The Asset They Are Cutting Is the One They Cannot Rebuild
When an organisation downsizes in response to AI capability, the assumption is that the work being removed was the value. That the task itself — the report, the analysis, the email, the data entry — was what the role existed to do.
That assumption is wrong.
The real value sitting inside most teams is not the work they produce. It is the knowledge they carry. How the business actually operates. Where the edge cases live. Why certain decisions get made the way they do. What customers really mean when they complain about a specific issue. The context that never makes it into a process document because it does not need to — because the right person already knows.

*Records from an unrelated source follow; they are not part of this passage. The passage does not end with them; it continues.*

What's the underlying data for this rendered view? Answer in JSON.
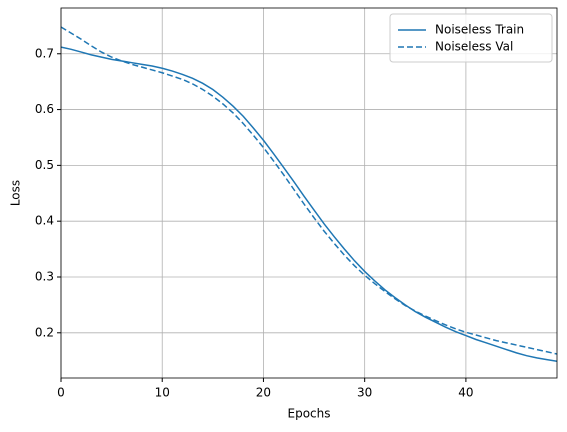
{
  "chart_data": {
    "type": "line",
    "xlabel": "Epochs",
    "ylabel": "Loss",
    "x": [
      0,
      1,
      2,
      3,
      4,
      5,
      6,
      7,
      8,
      9,
      10,
      11,
      12,
      13,
      14,
      15,
      16,
      17,
      18,
      19,
      20,
      21,
      22,
      23,
      24,
      25,
      26,
      27,
      28,
      29,
      30,
      31,
      32,
      33,
      34,
      35,
      36,
      37,
      38,
      39,
      40,
      41,
      42,
      43,
      44,
      45,
      46,
      47,
      48,
      49
    ],
    "series": [
      {
        "name": "Noiseless Train",
        "color": "#1f77b4",
        "linestyle": "solid",
        "values": [
          0.712,
          0.708,
          0.703,
          0.698,
          0.694,
          0.69,
          0.687,
          0.684,
          0.681,
          0.678,
          0.674,
          0.669,
          0.663,
          0.656,
          0.647,
          0.636,
          0.622,
          0.606,
          0.588,
          0.567,
          0.545,
          0.521,
          0.496,
          0.471,
          0.445,
          0.42,
          0.395,
          0.372,
          0.35,
          0.329,
          0.31,
          0.293,
          0.277,
          0.263,
          0.25,
          0.238,
          0.228,
          0.219,
          0.21,
          0.202,
          0.195,
          0.188,
          0.182,
          0.176,
          0.17,
          0.164,
          0.159,
          0.155,
          0.152,
          0.149
        ]
      },
      {
        "name": "Noiseless Val",
        "color": "#1f77b4",
        "linestyle": "dashed",
        "values": [
          0.748,
          0.737,
          0.726,
          0.714,
          0.703,
          0.694,
          0.687,
          0.681,
          0.676,
          0.671,
          0.666,
          0.66,
          0.654,
          0.646,
          0.636,
          0.624,
          0.61,
          0.594,
          0.575,
          0.554,
          0.532,
          0.508,
          0.483,
          0.457,
          0.431,
          0.406,
          0.382,
          0.36,
          0.339,
          0.32,
          0.303,
          0.288,
          0.274,
          0.261,
          0.249,
          0.239,
          0.23,
          0.222,
          0.214,
          0.207,
          0.201,
          0.196,
          0.191,
          0.186,
          0.182,
          0.178,
          0.174,
          0.17,
          0.166,
          0.162
        ]
      }
    ],
    "xlim": [
      0,
      49
    ],
    "ylim": [
      0.119,
      0.782
    ],
    "xticks": [
      0,
      10,
      20,
      30,
      40
    ],
    "yticks": [
      0.2,
      0.3,
      0.4,
      0.5,
      0.6,
      0.7
    ],
    "grid": true,
    "legend": "upper right"
  }
}
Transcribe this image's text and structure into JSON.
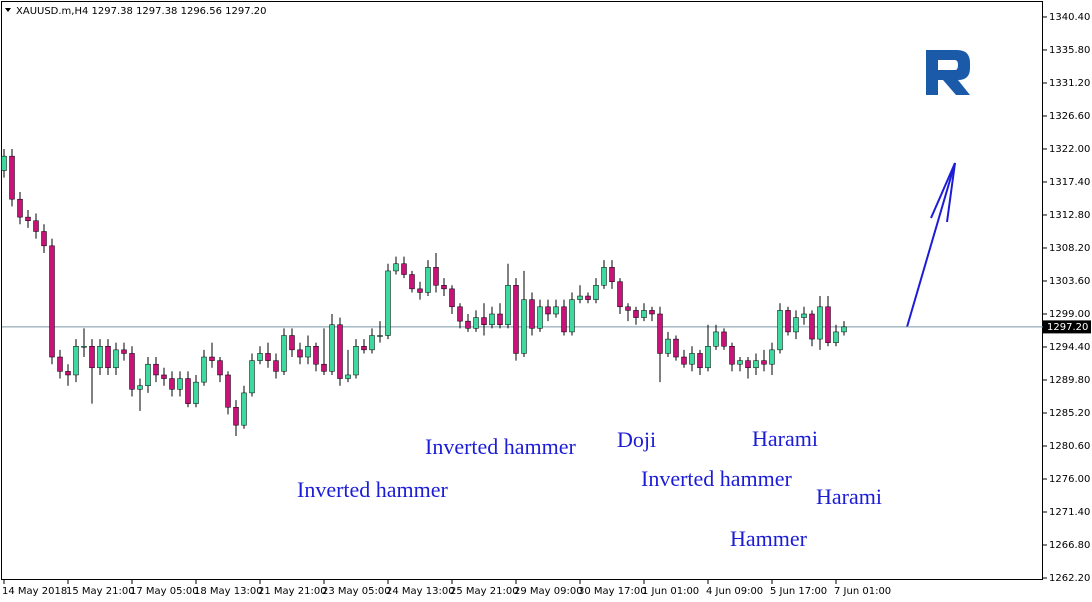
{
  "chart_data": {
    "type": "candlestick",
    "title": "XAUUSD.m,H4 1297.38 1297.38 1296.56 1297.20",
    "categories": [
      "14 May 2018",
      null,
      null,
      null,
      null,
      null,
      null,
      null,
      "15 May 21:00",
      null,
      null,
      null,
      null,
      null,
      null,
      null,
      "17 May 05:00",
      null,
      null,
      null,
      null,
      null,
      null,
      null,
      "18 May 13:00",
      null,
      null,
      null,
      null,
      null,
      null,
      null,
      "21 May 21:00",
      null,
      null,
      null,
      null,
      null,
      null,
      null,
      "23 May 05:00",
      null,
      null,
      null,
      null,
      null,
      null,
      null,
      "24 May 13:00",
      null,
      null,
      null,
      null,
      null,
      null,
      null,
      "25 May 21:00",
      null,
      null,
      null,
      null,
      null,
      null,
      null,
      "29 May 09:00",
      null,
      null,
      null,
      null,
      null,
      null,
      null,
      "30 May 17:00",
      null,
      null,
      null,
      null,
      null,
      null,
      null,
      "1 Jun 01:00",
      null,
      null,
      null,
      null,
      null,
      null,
      null,
      "4 Jun 09:00",
      null,
      null,
      null,
      null,
      null,
      null,
      null,
      "5 Jun 17:00",
      null,
      null,
      null,
      null,
      null,
      null,
      null,
      "7 Jun 01:00",
      null
    ],
    "open": [
      1319,
      1321,
      1315,
      1312.5,
      1312,
      1310.5,
      1308.5,
      1293,
      1291,
      1290.5,
      1294.5,
      1294.5,
      1291.5,
      1294.5,
      1291.5,
      1294,
      1293.5,
      1288.5,
      1289,
      1292,
      1290.5,
      1290,
      1288.5,
      1290,
      1286.5,
      1289.5,
      1293,
      1292.5,
      1290.5,
      1286,
      1283.5,
      1288,
      1292.5,
      1293.5,
      1292.5,
      1291,
      1296,
      1294,
      1293,
      1294.5,
      1292,
      1291,
      1297.5,
      1290,
      1290.5,
      1294.5,
      1294,
      1296,
      1296,
      1305,
      1306,
      1304.5,
      1302.5,
      1302,
      1305.5,
      1303,
      1302.5,
      1300,
      1298,
      1297,
      1298.5,
      1297.5,
      1299,
      1297.5,
      1303,
      1293.5,
      1301,
      1297,
      1300,
      1299,
      1300,
      1296.5,
      1301,
      1301.5,
      1301,
      1303,
      1305.5,
      1303.5,
      1300,
      1299.5,
      1298.5,
      1299.5,
      1299,
      1293.5,
      1295.5,
      1293,
      1292,
      1293.5,
      1291.5,
      1294.5,
      1296.5,
      1294.5,
      1292,
      1292.5,
      1291.5,
      1292.5,
      1292,
      1294,
      1299.5,
      1296.5,
      1298.5,
      1299,
      1295.5,
      1300,
      1295,
      1296.5
    ],
    "high": [
      1322,
      1322,
      1316,
      1313.5,
      1313,
      1311.5,
      1309.5,
      1294,
      1292,
      1295.5,
      1297,
      1295.5,
      1295.5,
      1295.5,
      1295,
      1295,
      1294.5,
      1290,
      1293,
      1293,
      1291.5,
      1291,
      1291,
      1291,
      1290.5,
      1294,
      1295,
      1293,
      1291,
      1287,
      1289,
      1293.5,
      1294.5,
      1295,
      1293.5,
      1297,
      1297,
      1295,
      1296,
      1295,
      1297,
      1299,
      1298.5,
      1294,
      1295.5,
      1295.5,
      1297,
      1298,
      1306,
      1307,
      1307,
      1305,
      1303.5,
      1306.5,
      1307.5,
      1304,
      1303,
      1300.5,
      1299,
      1299.5,
      1300.5,
      1300,
      1300.5,
      1306,
      1304,
      1305,
      1302,
      1301,
      1301,
      1301,
      1301,
      1302,
      1303,
      1302,
      1304,
      1306.5,
      1306.5,
      1304,
      1300.5,
      1300,
      1300.5,
      1300,
      1300,
      1296.5,
      1296,
      1294,
      1294.5,
      1294,
      1297.5,
      1297.5,
      1297,
      1295,
      1293,
      1293,
      1293.5,
      1294,
      1295,
      1300.5,
      1300,
      1299.5,
      1300,
      1299.5,
      1301.5,
      1301.5,
      1297.5,
      1298
    ],
    "low": [
      1318,
      1314,
      1311.5,
      1311,
      1309.5,
      1307.5,
      1292,
      1290,
      1289,
      1289.5,
      1293,
      1286.5,
      1290.5,
      1290.5,
      1290.5,
      1292.5,
      1287.5,
      1285.5,
      1288,
      1289.5,
      1289,
      1287.5,
      1287.5,
      1286,
      1286,
      1289,
      1291.5,
      1289.5,
      1285,
      1282,
      1283,
      1287.5,
      1292,
      1291.5,
      1290,
      1290.5,
      1293,
      1292,
      1292,
      1291,
      1290.5,
      1290.5,
      1289,
      1289.5,
      1290,
      1293.5,
      1293.5,
      1295,
      1295.5,
      1304.5,
      1304,
      1302,
      1301,
      1301.5,
      1302,
      1301.5,
      1299,
      1297,
      1296.5,
      1296.5,
      1296,
      1297,
      1297,
      1297,
      1292.5,
      1293,
      1296,
      1296.5,
      1298,
      1298.5,
      1296,
      1296,
      1300.5,
      1300.5,
      1300.5,
      1302.5,
      1302.5,
      1299,
      1298,
      1297.5,
      1298,
      1298,
      1289.5,
      1293,
      1292.5,
      1291.5,
      1291,
      1290.5,
      1291,
      1294,
      1294,
      1291,
      1291,
      1290,
      1290.5,
      1291,
      1290.5,
      1293.5,
      1296,
      1295.5,
      1297.5,
      1294.5,
      1294,
      1294.5,
      1294.5,
      1296
    ],
    "close": [
      1321,
      1315,
      1312.5,
      1312,
      1310.5,
      1308.5,
      1293,
      1291,
      1290.5,
      1294.5,
      1294.5,
      1291.5,
      1294.5,
      1291.5,
      1294,
      1293.5,
      1288.5,
      1289,
      1292,
      1290.5,
      1290,
      1288.5,
      1290,
      1286.5,
      1289.5,
      1293,
      1292.5,
      1290.5,
      1286,
      1283.5,
      1288,
      1292.5,
      1293.5,
      1292.5,
      1291,
      1296,
      1294,
      1293,
      1294.5,
      1292,
      1291,
      1297.5,
      1290,
      1290.5,
      1294.5,
      1294,
      1296,
      1296,
      1305,
      1306,
      1304.5,
      1302.5,
      1302,
      1305.5,
      1303,
      1302.5,
      1300,
      1298,
      1297,
      1298.5,
      1297.5,
      1299,
      1297.5,
      1303,
      1293.5,
      1301,
      1297,
      1300,
      1299,
      1300,
      1296.5,
      1301,
      1301.5,
      1301,
      1303,
      1305.5,
      1303.5,
      1300,
      1299.5,
      1298.5,
      1299.5,
      1299,
      1293.5,
      1295.5,
      1293,
      1292,
      1293.5,
      1291.5,
      1294.5,
      1296.5,
      1294.5,
      1292,
      1292.5,
      1291.5,
      1292.5,
      1292,
      1294,
      1299.5,
      1296.5,
      1298.5,
      1299,
      1295.5,
      1300,
      1295,
      1296.5,
      1297.2
    ],
    "up_color": "#3fd9a0",
    "down_color": "#c8127a",
    "ylim": [
      1261.92,
      1341.65
    ],
    "yticks": [
      {
        "value": 1340.4,
        "label": "1340.40"
      },
      {
        "value": 1335.8,
        "label": "1335.80"
      },
      {
        "value": 1331.2,
        "label": "1331.20"
      },
      {
        "value": 1326.6,
        "label": "1326.60"
      },
      {
        "value": 1322,
        "label": "1322.00"
      },
      {
        "value": 1317.4,
        "label": "1317.40"
      },
      {
        "value": 1312.8,
        "label": "1312.80"
      },
      {
        "value": 1308.2,
        "label": "1308.20"
      },
      {
        "value": 1303.6,
        "label": "1303.60"
      },
      {
        "value": 1299,
        "label": "1299.00"
      },
      {
        "value": 1294.4,
        "label": "1294.40"
      },
      {
        "value": 1289.8,
        "label": "1289.80"
      },
      {
        "value": 1285.2,
        "label": "1285.20"
      },
      {
        "value": 1280.6,
        "label": "1280.60"
      },
      {
        "value": 1276,
        "label": "1276.00"
      },
      {
        "value": 1271.4,
        "label": "1271.40"
      },
      {
        "value": 1266.8,
        "label": "1266.80"
      },
      {
        "value": 1262.2,
        "label": "1262.20"
      }
    ],
    "price_line": {
      "value": 1297.2,
      "label": "1297.20"
    },
    "annotations": [
      "Inverted hammer",
      "Inverted hammer",
      "Doji",
      "Inverted hammer",
      "Harami",
      "Harami",
      "Hammer"
    ]
  }
}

That knowledge is institutional. It is built over time. It is extraordinarily difficult to reconstruct once it walks out the door. And right now, organisations are letting it go in exchange for short-term cost reductions, without fully accounting for what they are losing.
AI Does Not Replace Judgement. It Multiplies It.
The organisations that will come out ahead are not the ones who used AI to do the same work with fewer people. They are the ones who used AI to do significantly more work with the same people — or with people who are better positioned to apply their judgement at scale.